The coils and the magnets have to be as close as possible since I think there is an inverse square relationship to the distance apart. Meaning the farther apart they are the weakness grows quickly. So set them in their holes and shim them to get them as close to flush as possible. Than silicone or epoxy or whatever them in place so they don’t move and so the surface is flush.
Step 9: Mounting
Place threaded rod through clearance holes in the turbine. Place a washer, lock washer and nut (in that order) on the top and bottom of the turbine and tighten slightly. Don’t bust your turbine glue joints cause you think you’re the hulk. Then on the bottom and top place (in order) a nut and a washer.

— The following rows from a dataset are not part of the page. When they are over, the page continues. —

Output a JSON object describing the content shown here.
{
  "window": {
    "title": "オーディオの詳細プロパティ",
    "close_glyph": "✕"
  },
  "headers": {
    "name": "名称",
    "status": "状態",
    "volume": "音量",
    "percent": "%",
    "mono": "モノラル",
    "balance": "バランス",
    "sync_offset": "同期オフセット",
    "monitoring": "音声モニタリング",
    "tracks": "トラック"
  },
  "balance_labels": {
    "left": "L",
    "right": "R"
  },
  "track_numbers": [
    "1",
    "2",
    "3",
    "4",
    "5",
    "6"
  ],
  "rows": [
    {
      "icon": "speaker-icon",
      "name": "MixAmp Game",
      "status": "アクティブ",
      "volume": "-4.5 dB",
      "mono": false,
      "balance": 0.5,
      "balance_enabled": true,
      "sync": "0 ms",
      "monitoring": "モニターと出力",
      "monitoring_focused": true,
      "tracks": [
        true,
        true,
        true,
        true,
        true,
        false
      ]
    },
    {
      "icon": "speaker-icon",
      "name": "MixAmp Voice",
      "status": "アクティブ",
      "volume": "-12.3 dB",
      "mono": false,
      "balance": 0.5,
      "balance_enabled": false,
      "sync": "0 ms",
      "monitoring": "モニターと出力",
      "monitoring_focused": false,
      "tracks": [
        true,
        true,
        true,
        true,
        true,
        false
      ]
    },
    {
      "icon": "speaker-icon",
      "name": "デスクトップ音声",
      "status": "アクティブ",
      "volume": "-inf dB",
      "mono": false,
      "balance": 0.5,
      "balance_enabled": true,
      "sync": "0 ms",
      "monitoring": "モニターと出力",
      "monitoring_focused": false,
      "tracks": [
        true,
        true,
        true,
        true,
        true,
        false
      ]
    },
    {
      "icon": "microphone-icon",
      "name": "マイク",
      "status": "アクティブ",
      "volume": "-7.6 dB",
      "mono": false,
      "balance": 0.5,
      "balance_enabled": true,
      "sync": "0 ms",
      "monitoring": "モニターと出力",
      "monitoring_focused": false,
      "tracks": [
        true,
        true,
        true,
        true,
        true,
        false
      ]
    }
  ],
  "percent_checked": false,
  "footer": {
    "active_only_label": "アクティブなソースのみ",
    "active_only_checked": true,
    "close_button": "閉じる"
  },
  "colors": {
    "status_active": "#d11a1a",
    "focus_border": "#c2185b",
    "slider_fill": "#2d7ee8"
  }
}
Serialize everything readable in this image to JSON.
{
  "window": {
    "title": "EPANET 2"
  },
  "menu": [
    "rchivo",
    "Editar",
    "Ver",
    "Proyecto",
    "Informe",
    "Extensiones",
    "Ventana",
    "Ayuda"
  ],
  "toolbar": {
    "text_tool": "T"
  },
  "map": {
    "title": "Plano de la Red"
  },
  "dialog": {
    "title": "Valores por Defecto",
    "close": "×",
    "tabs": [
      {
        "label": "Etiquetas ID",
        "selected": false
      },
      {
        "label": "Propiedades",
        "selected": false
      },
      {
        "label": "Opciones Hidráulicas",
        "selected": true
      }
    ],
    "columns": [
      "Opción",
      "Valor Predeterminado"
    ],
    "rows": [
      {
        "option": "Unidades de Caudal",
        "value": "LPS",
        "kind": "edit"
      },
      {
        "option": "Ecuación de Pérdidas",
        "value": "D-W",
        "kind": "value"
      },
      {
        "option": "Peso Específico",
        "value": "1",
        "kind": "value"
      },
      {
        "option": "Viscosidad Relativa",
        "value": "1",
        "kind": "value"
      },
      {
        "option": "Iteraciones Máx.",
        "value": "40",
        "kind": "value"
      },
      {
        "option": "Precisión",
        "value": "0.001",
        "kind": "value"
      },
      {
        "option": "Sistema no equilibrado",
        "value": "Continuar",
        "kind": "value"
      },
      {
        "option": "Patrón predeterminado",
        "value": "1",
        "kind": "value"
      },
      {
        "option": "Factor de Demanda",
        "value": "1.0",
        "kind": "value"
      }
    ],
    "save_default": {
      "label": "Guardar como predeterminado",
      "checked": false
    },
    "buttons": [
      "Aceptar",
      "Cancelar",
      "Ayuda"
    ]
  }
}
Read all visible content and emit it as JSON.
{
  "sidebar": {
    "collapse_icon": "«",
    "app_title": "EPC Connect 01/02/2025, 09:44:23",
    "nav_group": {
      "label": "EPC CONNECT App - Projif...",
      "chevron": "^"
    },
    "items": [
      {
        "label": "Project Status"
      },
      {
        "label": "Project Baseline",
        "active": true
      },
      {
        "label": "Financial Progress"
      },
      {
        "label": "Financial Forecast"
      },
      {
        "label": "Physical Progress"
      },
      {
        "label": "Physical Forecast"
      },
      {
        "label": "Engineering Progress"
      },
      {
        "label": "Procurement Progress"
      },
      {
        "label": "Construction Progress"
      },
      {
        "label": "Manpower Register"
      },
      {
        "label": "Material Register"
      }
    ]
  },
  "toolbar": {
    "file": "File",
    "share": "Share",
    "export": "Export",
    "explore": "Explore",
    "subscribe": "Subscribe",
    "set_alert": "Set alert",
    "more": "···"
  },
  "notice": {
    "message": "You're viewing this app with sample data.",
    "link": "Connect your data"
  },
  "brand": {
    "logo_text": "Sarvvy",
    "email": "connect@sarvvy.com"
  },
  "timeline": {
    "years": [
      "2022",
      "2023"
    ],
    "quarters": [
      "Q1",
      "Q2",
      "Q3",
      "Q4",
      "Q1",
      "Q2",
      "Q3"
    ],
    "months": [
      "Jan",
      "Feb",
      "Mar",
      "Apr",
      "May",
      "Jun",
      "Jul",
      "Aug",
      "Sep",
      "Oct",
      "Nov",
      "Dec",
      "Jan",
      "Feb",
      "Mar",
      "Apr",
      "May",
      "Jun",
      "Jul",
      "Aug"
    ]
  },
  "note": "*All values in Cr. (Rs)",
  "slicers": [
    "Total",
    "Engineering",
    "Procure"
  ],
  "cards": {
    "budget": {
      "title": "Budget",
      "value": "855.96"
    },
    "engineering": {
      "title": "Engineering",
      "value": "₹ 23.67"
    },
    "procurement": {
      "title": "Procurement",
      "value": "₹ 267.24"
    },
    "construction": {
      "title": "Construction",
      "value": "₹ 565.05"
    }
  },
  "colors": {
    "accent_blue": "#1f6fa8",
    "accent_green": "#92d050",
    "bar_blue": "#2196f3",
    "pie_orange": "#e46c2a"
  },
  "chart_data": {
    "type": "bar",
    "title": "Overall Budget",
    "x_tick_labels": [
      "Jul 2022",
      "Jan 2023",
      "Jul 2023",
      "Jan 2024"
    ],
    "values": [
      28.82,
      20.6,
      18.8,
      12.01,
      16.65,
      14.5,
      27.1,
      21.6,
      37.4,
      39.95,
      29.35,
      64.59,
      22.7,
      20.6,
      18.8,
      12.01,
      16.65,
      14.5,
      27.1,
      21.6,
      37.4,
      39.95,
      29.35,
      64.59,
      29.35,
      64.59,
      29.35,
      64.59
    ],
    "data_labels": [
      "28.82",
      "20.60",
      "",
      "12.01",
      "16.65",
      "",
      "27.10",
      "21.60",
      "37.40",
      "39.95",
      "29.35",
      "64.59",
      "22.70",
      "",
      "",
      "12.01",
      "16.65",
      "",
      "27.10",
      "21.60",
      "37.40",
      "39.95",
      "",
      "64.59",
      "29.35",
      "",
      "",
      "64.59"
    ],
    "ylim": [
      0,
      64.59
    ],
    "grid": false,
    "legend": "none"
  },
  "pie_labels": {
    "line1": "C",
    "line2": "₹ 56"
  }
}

Set threaded rod through bottom bearing. Place top bearing housing on top of whole shebang and fasten to verticals. Now time for height adjustments. As long as you have a few inches between the top of the turbine and the top bearing housing, you can easily make adjustments to the magnet spacing. Simply lift rotor a couple inches and move the last nut up or down. When you’ve finalized your spacing, place a washer, lock washer and nut on the threaded rod sticking through the top and bottom of the assembly. So for final assembly it should go from top to bottom on the threaded rod: nut, lock washer, washer, top bearing, washer, nut, nut, lock washer, washer, turbine, washer, nut, nut, washer, bottom bearing, washer, lock washer, nut.
Step 10: Final Thoughts
Some final tidbits. If this is going outside, might want to clear coat it with some outside varnish. If your turbine is too heavy, drill some holes in the plywood disks but don’t make it too lopsided. Experiment with different ideas and comment about it so others can learn freely from your challenges. Mine needed some greasing of the bearings. I soaked it with WD-40 (I know it’s not a lubricant) and it seems to work.
“While one person hesitates because he feels inferior, the other is busy making mistakes and becoming superior” – Henry C. Link
There are other instructables on Savonius (search “savonius”) wind turbines that have explanations of 3-phase power vs. single phase as well as instructions for larger turbines. There are also various other Vertical Axis Wind Turbine designs out there too including an instructable on the Lenz 2 Turbine and another website for an involute spiral design (http://www.stiltman.com/html/wind_power.html). This is just a starter and a tester. My next savonius turbine will be built out of the water heater skin I just tore apart in my garage. Hopefully you and I have learned some things from constructing this simplified model that we can use to build more complex or at least larger versions. I haven’t hooked the coils up yet to test voltage of the cheap magnets. I figure if the cheap ones don’t work I can always flip the turbine part over and put good magnets on the other side.